それに少なからず関係していると思われる第二階層のダンジョンは、ハロウのハートにクリティカルヒットしていたのだろう。
ただ、前とは違って1人ではいかずにこうやって誘いに来たのは、少しばかりこちらを頼りにしてくれているということだろうか。

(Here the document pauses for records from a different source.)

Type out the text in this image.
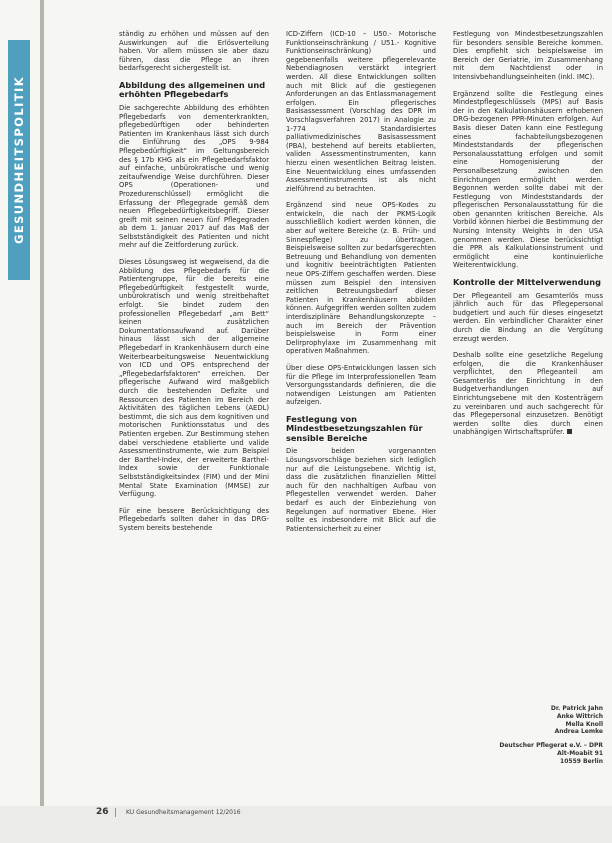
GESUNDHEITSPOLITIK

ständig zu erhöhen und müssen auf den Auswirkungen auf die Erlösverteilung haben. Vor allem müssen sie aber dazu führen, dass die Pflege an ihren bedarfsgerecht sichergestellt ist.

Abbildung des allgemeinen und erhöhten Pflegebedarfs

Die sachgerechte Abbildung des erhöhten Pflegebedarfs von dementerkrankten, pflegebedürftigen oder behinderten Patienten im Krankenhaus lässt sich durch die Einführung des „OPS 9-984 Pflegebedürftigkeit“ im Geltungsbereich des § 17b KHG als ein Pflegebedarfsfaktor auf einfache, unbürokratische und wenig zeitaufwendige Weise durchführen. Dieser OPS (Operationen- und Prozedurenschlüssel) ermöglicht die Erfassung der Pflegegrade gemäß dem neuen Pflegebedürftigkeitsbegriff. Dieser greift mit seinen neuen fünf Pflegegraden ab dem 1. Januar 2017 auf das Maß der Selbstständigkeit des Patienten und nicht mehr auf die Zeitforderung zurück.

Dieses Lösungsweg ist wegweisend, da die Abbildung des Pflegebedarfs für die Patientengruppe, für die bereits eine Pflegebedürftigkeit festgestellt wurde, unbürokratisch und wenig streitbehaftet erfolgt. Sie bindet zudem den professionellen Pflegebedarf „am Bett“ keinen zusätzlichen Dokumentationsaufwand auf. Darüber hinaus lässt sich der allgemeine Pflegebedarf in Krankenhäusern durch eine Weiterbearbeitungsweise Neuentwicklung von ICD und OPS entsprechend der „Pflegebedarfsfaktoren“ erreichen. Der pflegerische Aufwand wird maßgeblich durch die bestehenden Defizite und Ressourcen des Patienten im Bereich der Aktivitäten des täglichen Lebens (AEDL) bestimmt, die sich aus dem kognitiven und motorischen Funktionsstatus und des Patienten ergeben. Zur Bestimmung stehen dabei verschiedene etablierte und valide Assessmentinstrumente, wie zum Beispiel der Barthel-Index, der erweiterte Barthel-Index sowie der Funktionale Selbstständigkeitsindex (FIM) und der Mini Mental State Examination (MMSE) zur Verfügung.

Für eine bessere Berücksichtigung des Pflegebedarfs sollten daher in das DRG-System bereits bestehende

ICD-Ziffern (ICD-10 – U50.- Motorische Funktionseinschränkung / U51.- Kognitive Funktionseinschränkung) und gegebenenfalls weitere pflegerelevante Nebendiagnosen verstärkt integriert werden. All diese Entwicklungen sollten auch mit Blick auf die gestiegenen Anforderungen an das Entlassmanagement erfolgen. Ein pflegerisches Basisassessment (Vorschlag des DPR im Vorschlagsverfahren 2017) in Analogie zu 1-774 Standardisiertes palliativmedizinisches Basisassessment (PBA), bestehend auf bereits etablierten, validen Assessmentinstrumenten, kann hierzu einen wesentlichen Beitrag leisten. Eine Neuentwicklung eines umfassenden Assessmentinstruments ist als nicht zielführend zu betrachten.

Ergänzend sind neue OPS-Kodes zu entwickeln, die nach der PKMS-Logik ausschließlich kodiert werden können, die aber auf weitere Bereiche (z. B. Früh- und Sinnespflege) zu übertragen. Beispielsweise sollten zur bedarfsgerechten Betreuung und Behandlung von dementen und kognitiv beeinträchtigten Patienten neue OPS-Ziffern geschaffen werden. Diese müssen zum Beispiel den intensiven zeitlichen Betreuungsbedarf dieser Patienten in Krankenhäusern abbilden können. Aufgegriffen werden sollten zudem interdisziplinäre Behandlungskonzepte – auch im Bereich der Prävention beispielsweise in Form einer Delirprophylaxe im Zusammenhang mit operativen Maßnahmen.

Über diese OPS-Entwicklungen lassen sich für die Pflege im Interprofessionellen Team Versorgungsstandards definieren, die die notwendigen Leistungen am Patienten aufzeigen.

Festlegung von Mindestbesetzungszahlen für sensible Bereiche

Die beiden vorgenannten Lösungsvorschläge beziehen sich lediglich nur auf die Leistungsebene. Wichtig ist, dass die zusätzlichen finanziellen Mittel auch für den nachhaltigen Aufbau von Pflegestellen verwendet werden. Daher bedarf es auch der Einbeziehung von Regelungen auf normativer Ebene. Hier sollte es insbesondere mit Blick auf die Patientensicherheit zu einer

Festlegung von Mindestbesetzungszahlen für besonders sensible Bereiche kommen. Dies empfiehlt sich beispielsweise im Bereich der Geriatrie, im Zusammenhang mit dem Nachtdienst oder in Intensivbehandlungseinheiten (inkl. IMC).

Ergänzend sollte die Festlegung eines Mindestpflegeschlüssels (MPS) auf Basis der in den Kalkulationshäusern erhobenen DRG-bezogenen PPR-Minuten erfolgen. Auf Basis dieser Daten kann eine Festlegung eines fachabteilungsbezogenen Mindeststandards der pflegerischen Personalausstattung erfolgen und somit eine Homogenisierung der Personalbesetzung zwischen den Einrichtungen ermöglicht werden. Begonnen werden sollte dabei mit der Festlegung von Mindeststandards der pflegerischen Personalausstattung für die oben genannten kritischen Bereiche. Als Vorbild können hierbei die Bestimmung der Nursing Intensity Weights in den USA genommen werden. Diese berücksichtigt die PPR als Kalkulationsinstrument und ermöglicht eine kontinuierliche Weiterentwicklung.

Kontrolle der Mittelverwendung

Der Pflegeanteil am Gesamterlös muss jährlich auch für das Pflegepersonal budgetiert und auch für dieses eingesetzt werden. Ein verbindlicher Charakter einer durch die Bindung an die Vergütung erzeugt werden.

Deshalb sollte eine gesetzliche Regelung erfolgen, die die Krankenhäuser verpflichtet, den Pflegeanteil am Gesamterlös der Einrichtung in den Budgetverhandlungen auf Einrichtungsebene mit den Kostenträgern zu vereinbaren und auch sachgerecht für das Pflegepersonal einzusetzen. Benötigt werden sollte dies durch einen unabhängigen Wirtschaftsprüfer.

Dr. Patrick Jahn
Anke Wittrich
Mella Knoll
Andrea Lemke
Deutscher Pflegerat e.V. – DPR
Alt-Moabit 91
10559 Berlin
26 | KU Gesundheitsmanagement 12/2016
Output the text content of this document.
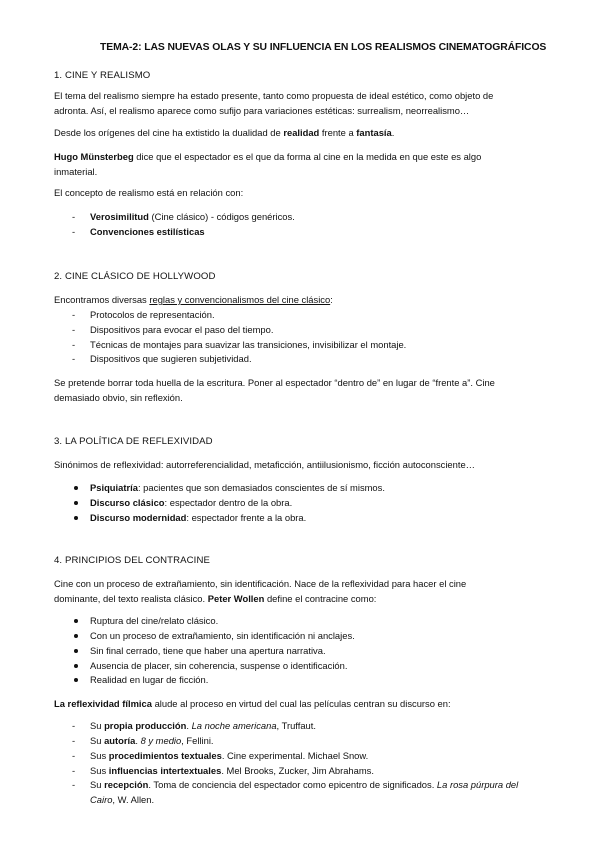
TEMA-2: LAS NUEVAS OLAS Y SU INFLUENCIA EN LOS REALISMOS CINEMATOGRÁFICOS
1. CINE Y REALISMO
El tema del realismo siempre ha estado presente, tanto como propuesta de ideal estético, como objeto de
adronta. Así, el realismo aparece como sufijo para variaciones estéticas: surrealism, neorrealismo…
Desde los orígenes del cine ha extistido la dualidad de realidad frente a fantasía.
Hugo Münsterbeg dice que el espectador es el que da forma al cine en la medida en que este es algo
inmaterial.
El concepto de realismo está en relación con:
-	Verosimilitud (Cine clásico) - códigos genéricos.
-	Convenciones estilísticas
2. CINE CLÁSICO DE HOLLYWOOD
Encontramos diversas reglas y convencionalismos del cine clásico:
-	Protocolos de representación.
-	Dispositivos para evocar el paso del tiempo.
-	Técnicas de montajes para suavizar las transiciones, invisibilizar el montaje.
-	Dispositivos que sugieren subjetividad.
Se pretende borrar toda huella de la escritura. Poner al espectador “dentro de” en lugar de “frente a”. Cine
demasiado obvio, sin reflexión.
3. LA POLÍTICA DE REFLEXIVIDAD
Sinónimos de reflexividad: autorreferencialidad, metaficción, antiilusionismo, ficción autoconsciente…
Psiquiatría: pacientes que son demasiados conscientes de sí mismos.
Discurso clásico: espectador dentro de la obra.
Discurso modernidad: espectador frente a la obra.
4. PRINCIPIOS DEL CONTRACINE
Cine con un proceso de extrañamiento, sin identificación. Nace de la reflexividad para hacer el cine
dominante, del texto realista clásico. Peter Wollen define el contracine como:
Ruptura del cine/relato clásico.
Con un proceso de extrañamiento, sin identificación ni anclajes.
Sin final cerrado, tiene que haber una apertura narrativa.
Ausencia de placer, sin coherencia, suspense o identificación.
Realidad en lugar de ficción.
La reflexividad fílmica alude al proceso en virtud del cual las películas centran su discurso en:
-	Su propia producción. La noche americana, Truffaut.
-	Su autoría. 8 y medio, Fellini.
-	Sus procedimientos textuales. Cine experimental. Michael Snow.
-	Sus influencias intertextuales. Mel Brooks, Zucker, Jim Abrahams.
-	Su recepción. Toma de conciencia del espectador como epicentro de significados. La rosa púrpura del
Cairo, W. Allen.
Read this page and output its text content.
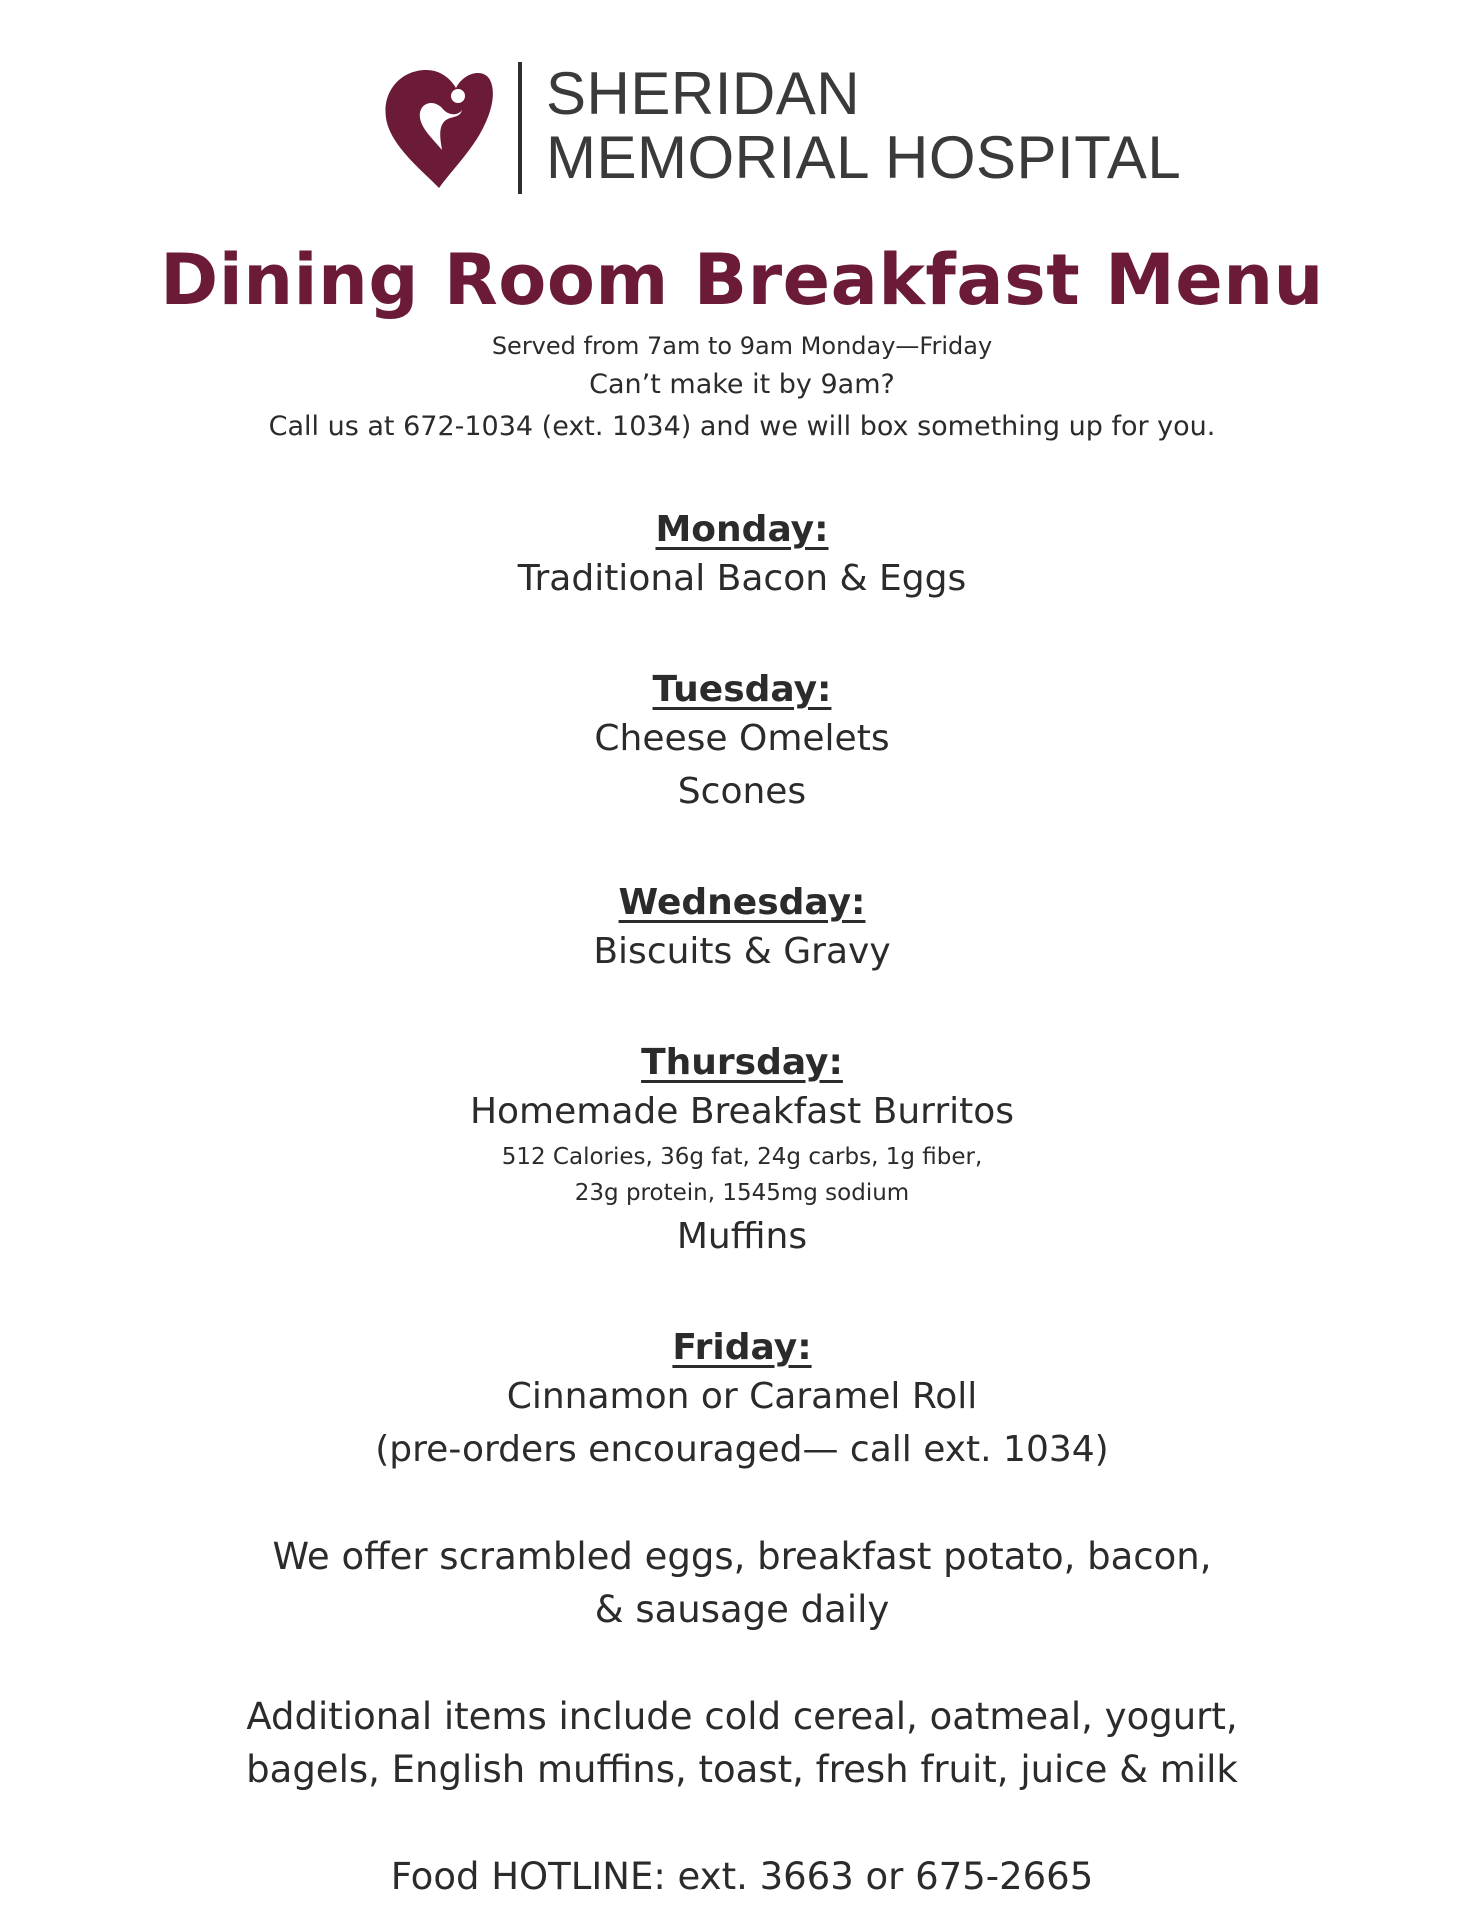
SHERIDAN
MEMORIAL HOSPITAL
Dining Room Breakfast Menu
Served from 7am to 9am Monday—Friday
Can’t make it by 9am?
Call us at 672-1034 (ext. 1034) and we will box something up for you.
Monday:
Traditional Bacon & Eggs
Tuesday:
Cheese Omelets
Scones
Wednesday:
Biscuits & Gravy
Thursday:
Homemade Breakfast Burritos
512 Calories, 36g fat, 24g carbs, 1g fiber,
23g protein, 1545mg sodium
Muffins
Friday:
Cinnamon or Caramel Roll
(pre-orders encouraged— call ext. 1034)
We offer scrambled eggs, breakfast potato, bacon,
& sausage daily
Additional items include cold cereal, oatmeal, yogurt,
bagels, English muffins, toast, fresh fruit, juice & milk
Food HOTLINE: ext. 3663 or 675-2665
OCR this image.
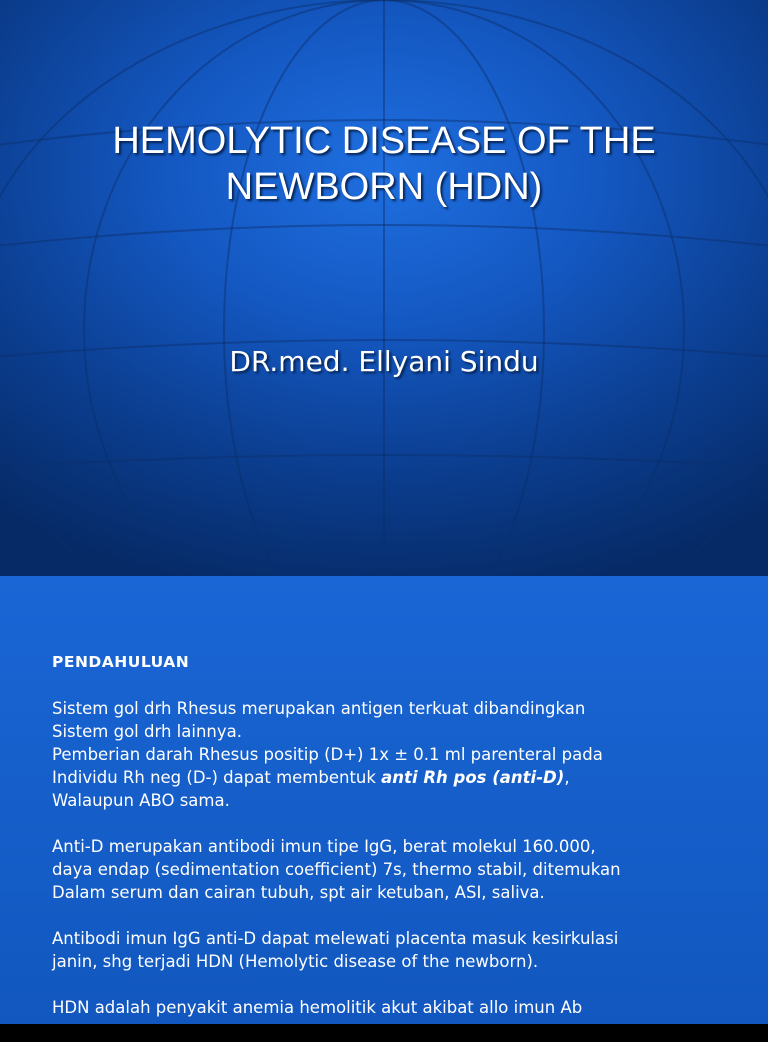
HEMOLYTIC DISEASE OF THE
NEWBORN (HDN)

DR.med. Ellyani Sindu

PENDAHULUAN

Sistem gol drh Rhesus merupakan antigen terkuat dibandingkan
Sistem gol drh lainnya.
Pemberian darah Rhesus positip (D+) 1x ± 0.1 ml parenteral pada
Individu Rh neg (D-) dapat membentuk anti Rh pos (anti-D),
Walaupun ABO sama.

Anti-D merupakan antibodi imun tipe IgG, berat molekul 160.000,
daya endap (sedimentation coefficient) 7s, thermo stabil, ditemukan
Dalam serum dan cairan tubuh, spt air ketuban, ASI, saliva.

Antibodi imun IgG anti-D dapat melewati placenta masuk kesirkulasi
janin, shg terjadi HDN (Hemolytic disease of the newborn).

HDN adalah penyakit anemia hemolitik akut akibat allo imun Ab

「一回自分でも行ってみたんだけどね?進むのに2人とか必要なギミックとかあって、先に進めなかったのよ」
「もう挑んでたんですね」
……もう逝ってたかぁ……。
そんな彼女の言葉に、私とマギは顔を見合わせ少し笑う。
イベントも終わってない段階で、最前線の攻略を。
それに仲間は、こんなにも頭が狂ってるのがリーダーで。
それ以外のメンバーも、どこか絶対狂っていて。
そして私も第三者から見れば、狂っている。
私とマギは残っていた紅茶を飲み干し、立ち上がる。
先程までの静かな時間は少しだけ名残惜しいが……こういう騒がしいのもいいものだ。
「よし、じゃあ行こうぜ。メアリーちゃんは?」
「メアリーなら先に第二階層でやることがあるって。CNVLならどこにいるか分かるって言ったけど?」
「あぁ、成程。よし、じゃあ彼女を拾ってから攻略しにいこうか」
そう言って、私は2人をメアリーの元へと案内するために第二階層への道を歩き出す。
何か小物を作っていた彼女を攫い、ダンジョンがある決闘場の方向へと笑顔の狂人の案内で向かって。
プレイヤーの攻略の最前線。
第二階層のダンジョンの前へとたどり着き、私達はそのダンジョンへの一歩を進んだ。
ここからまた、新しい冒険が始まる。
……余談として。
その後、全員が全員ギミックに嵌ってデスペナルティを喰らったのはまた別の話だ。